Ce virage est important parce que la dynamique d’open innovation fintech en Algérie n’est plus théorique. Elle devient transactionnelle.
Le Déclic Réglementaire
Aucune discussion sur l’open innovation fintech en Algérie ne peut commencer sans les avancées réglementaires qui l’ont rendue juridiquement possible.
Le moment décisif est arrivé le 21 juin 2023, lorsque l’Algérie a promulgué la Loi 23-09, la Loi Monétaire et Bancaire. Pour la première fois dans l’histoire du pays, cette législation a explicitement reconnu les entreprises fintech, les banques digitales et les prestataires de services de paiement (PSP) comme des acteurs financiers légitimes. Auparavant, seules les banques agréées pouvaient toucher aux services de paiement. La Loi 23-09 a brisé ce monopole, créant une voie légale pour que les startups opèrent aux côtés des banques traditionnelles — et leur vendent des solutions. Notamment, l’article 2 de la loi a également introduit le concept de « dinar numérique algérien », une monnaie numérique de banque centrale (CBDC), et a accordé au Conseil de la Monnaie et du Crédit de nouveaux pouvoirs pour accréditer les banques digitales, les PSP et les banques d’investissement.
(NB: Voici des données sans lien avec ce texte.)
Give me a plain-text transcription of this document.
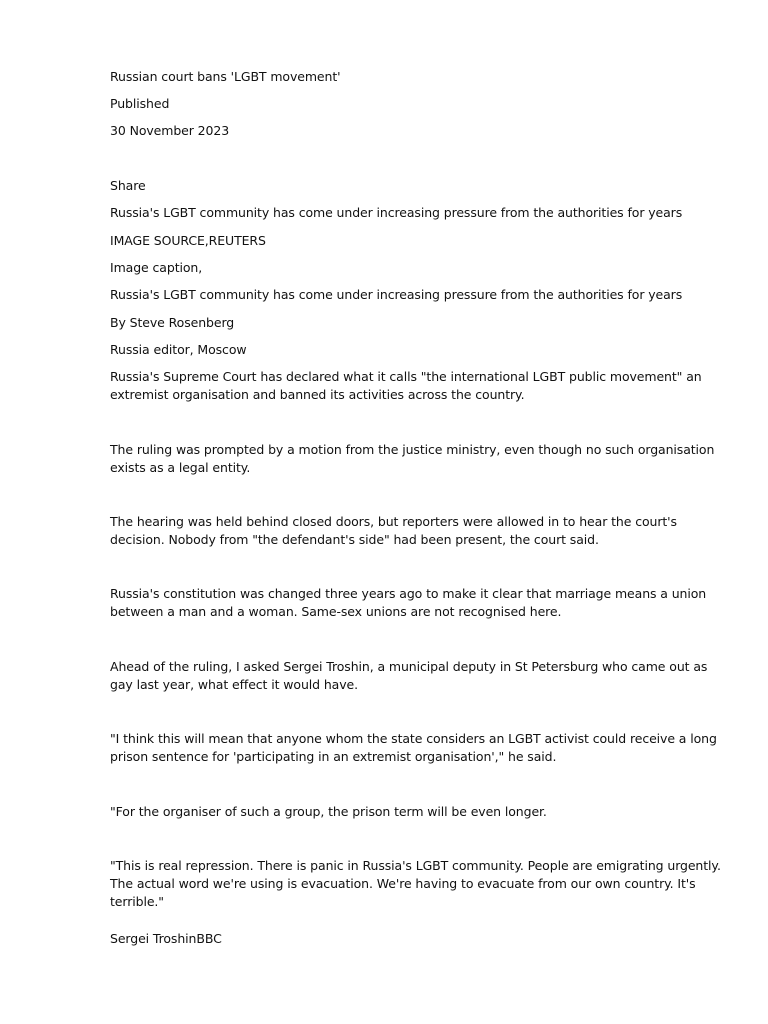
Russian court bans 'LGBT movement'
Published
30 November 2023
Share
Russia's LGBT community has come under increasing pressure from the authorities for years
IMAGE SOURCE,REUTERS
Image caption,
Russia's LGBT community has come under increasing pressure from the authorities for years
By Steve Rosenberg
Russia editor, Moscow
Russia's Supreme Court has declared what it calls "the international LGBT public movement" an extremist organisation and banned its activities across the country.
The ruling was prompted by a motion from the justice ministry, even though no such organisation exists as a legal entity.
The hearing was held behind closed doors, but reporters were allowed in to hear the court's decision. Nobody from "the defendant's side" had been present, the court said.
Russia's constitution was changed three years ago to make it clear that marriage means a union between a man and a woman. Same-sex unions are not recognised here.
Ahead of the ruling, I asked Sergei Troshin, a municipal deputy in St Petersburg who came out as gay last year, what effect it would have.
"I think this will mean that anyone whom the state considers an LGBT activist could receive a long prison sentence for 'participating in an extremist organisation'," he said.
"For the organiser of such a group, the prison term will be even longer.
"This is real repression. There is panic in Russia's LGBT community. People are emigrating urgently. The actual word we're using is evacuation. We're having to evacuate from our own country. It's terrible."
Sergei TroshinBBC
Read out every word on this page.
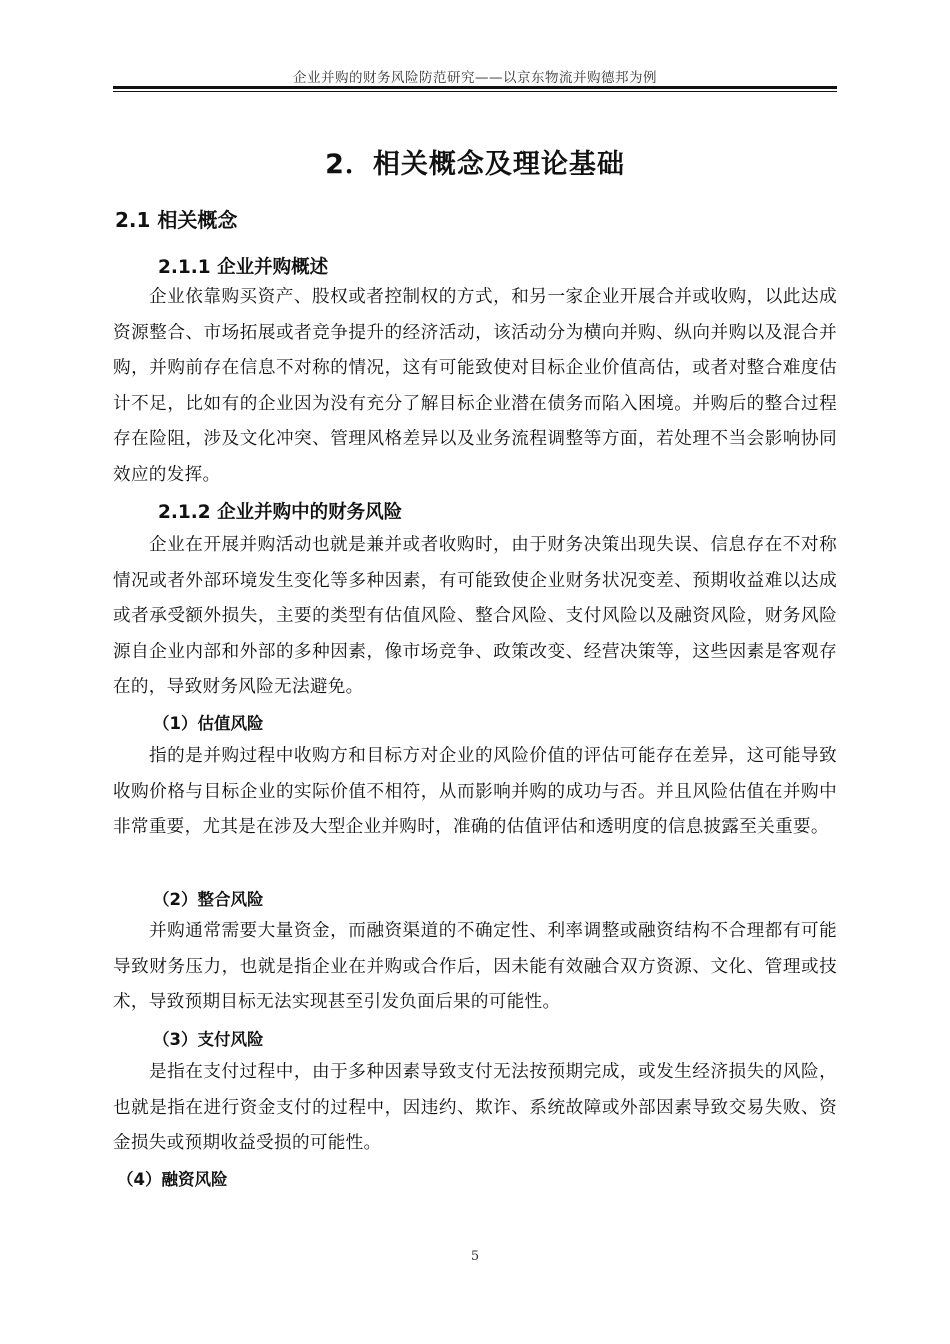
企业并购的财务风险防范研究——以京东物流并购德邦为例
2．相关概念及理论基础
2.1 相关概念
2.1.1 企业并购概述

企业依靠购买资产、股权或者控制权的方式，和另一家企业开展合并或收购，以此达成资源整合、市场拓展或者竞争提升的经济活动，该活动分为横向并购、纵向并购以及混合并购，并购前存在信息不对称的情况，这有可能致使对目标企业价值高估，或者对整合难度估计不足，比如有的企业因为没有充分了解目标企业潜在债务而陷入困境。并购后的整合过程存在险阻，涉及文化冲突、管理风格差异以及业务流程调整等方面，若处理不当会影响协同效应的发挥。

2.1.2 企业并购中的财务风险

企业在开展并购活动也就是兼并或者收购时，由于财务决策出现失误、信息存在不对称情况或者外部环境发生变化等多种因素，有可能致使企业财务状况变差、预期收益难以达成或者承受额外损失，主要的类型有估值风险、整合风险、支付风险以及融资风险，财务风险源自企业内部和外部的多种因素，像市场竞争、政策改变、经营决策等，这些因素是客观存在的，导致财务风险无法避免。

（1）估值风险

指的是并购过程中收购方和目标方对企业的风险价值的评估可能存在差异，这可能导致收购价格与目标企业的实际价值不相符，从而影响并购的成功与否。并且风险估值在并购中非常重要，尤其是在涉及大型企业并购时，准确的估值评估和透明度的信息披露至关重要。

（2）整合风险

并购通常需要大量资金，而融资渠道的不确定性、利率调整或融资结构不合理都有可能导致财务压力，也就是指企业在并购或合作后，因未能有效融合双方资源、文化、管理或技术，导致预期目标无法实现甚至引发负面后果的可能性。

（3）支付风险

是指在支付过程中，由于多种因素导致支付无法按预期完成，或发生经济损失的风险，也就是指在进行资金支付的过程中，因违约、欺诈、系统故障或外部因素导致交易失败、资金损失或预期收益受损的可能性。

（4）融资风险
5
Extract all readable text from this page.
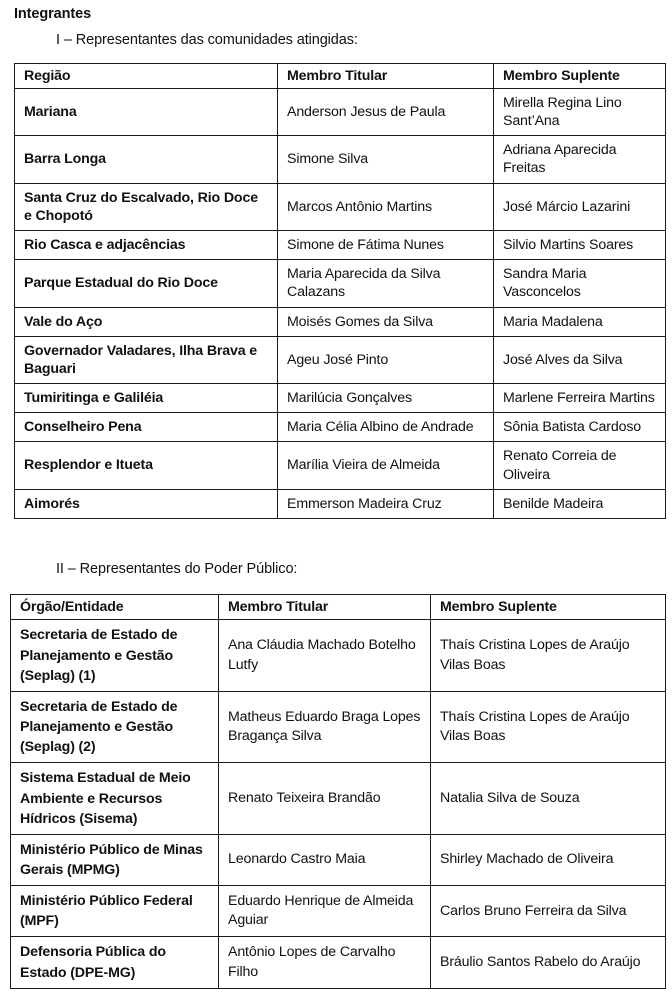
Integrantes
I – Representantes das comunidades atingidas:
Região	Membro Titular	Membro Suplente
Mariana	Anderson Jesus de Paula	Mirella Regina Lino Sant’Ana
Barra Longa	Simone Silva	Adriana Aparecida Freitas
Santa Cruz do Escalvado, Rio Doce e Chopotó	Marcos Antônio Martins	José Márcio Lazarini
Rio Casca e adjacências	Simone de Fátima Nunes	Silvio Martins Soares
Parque Estadual do Rio Doce	Maria Aparecida da Silva Calazans	Sandra Maria Vasconcelos
Vale do Aço	Moisés Gomes da Silva	Maria Madalena
Governador Valadares, Ilha Brava e Baguari	Ageu José Pinto	José Alves da Silva
Tumiritinga e Galiléia	Marilúcia Gonçalves	Marlene Ferreira Martins
Conselheiro Pena	Maria Célia Albino de Andrade	Sônia Batista Cardoso
Resplendor e Itueta	Marília Vieira de Almeida	Renato Correia de Oliveira
Aimorés	Emmerson Madeira Cruz	Benilde Madeira
II – Representantes do Poder Público:
Órgão/Entidade	Membro Titular	Membro Suplente
Secretaria de Estado de Planejamento e Gestão (Seplag) (1)	Ana Cláudia Machado Botelho Lutfy	Thaís Cristina Lopes de Araújo Vilas Boas
Secretaria de Estado de Planejamento e Gestão (Seplag) (2)	Matheus Eduardo Braga Lopes Bragança Silva	Thaís Cristina Lopes de Araújo Vilas Boas
Sistema Estadual de Meio Ambiente e Recursos Hídricos (Sisema)	Renato Teixeira Brandão	Natalia Silva de Souza
Ministério Público de Minas Gerais (MPMG)	Leonardo Castro Maia	Shirley Machado de Oliveira
Ministério Público Federal (MPF)	Eduardo Henrique de Almeida Aguiar	Carlos Bruno Ferreira da Silva
Defensoria Pública do Estado (DPE-MG)	Antônio Lopes de Carvalho Filho	Bráulio Santos Rabelo do Araújo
L’élan s’est accéléré tout au long de 2024 et 2025. Le 12 avril 2023, la COSOB (Commission d’Organisation et de Surveillance des Opérations de Bourse) a publié le Règlement n° 23-01 autorisant les activités de financement participatif — une catégorie d’innovation financière qui existait dans une zone grise juridique. Le règlement, publié au Journal Officiel le 25 octobre 2023, a fixé des conditions spécifiques pour l’agrément et la supervision des conseillers en investissement participatif, établissant l’architecture juridique du financement participatif en capital en Algérie.
En octobre 2024, le Règlement 24-04 du Conseil Monétaire et Bancaire a établi des conditions spécifiques pour l’agrément des banques digitales, exigeant qu’au moins 30 % du capital d’une banque digitale soit détenu par une banque algérienne établie disposant d’une expertise en banque en ligne — imposant de facto la collaboration entre les institutions historiques et les nouveaux entrants. Les banques digitales ne peuvent pas être des succursales de banques étrangères et doivent maintenir leur siège physique en Algérie, mais le processus d’agrément en deux étapes (autorisation du Conseil, puis approbation opérationnelle du Gouverneur de la Banque d’Algérie) crée un parcours clair pour les nouveaux acteurs. Ces jalons réglementaires s’inscrivent dans une refonte plus large de la politique d’innovation qui remodèle l’environnement des affaires en Algérie.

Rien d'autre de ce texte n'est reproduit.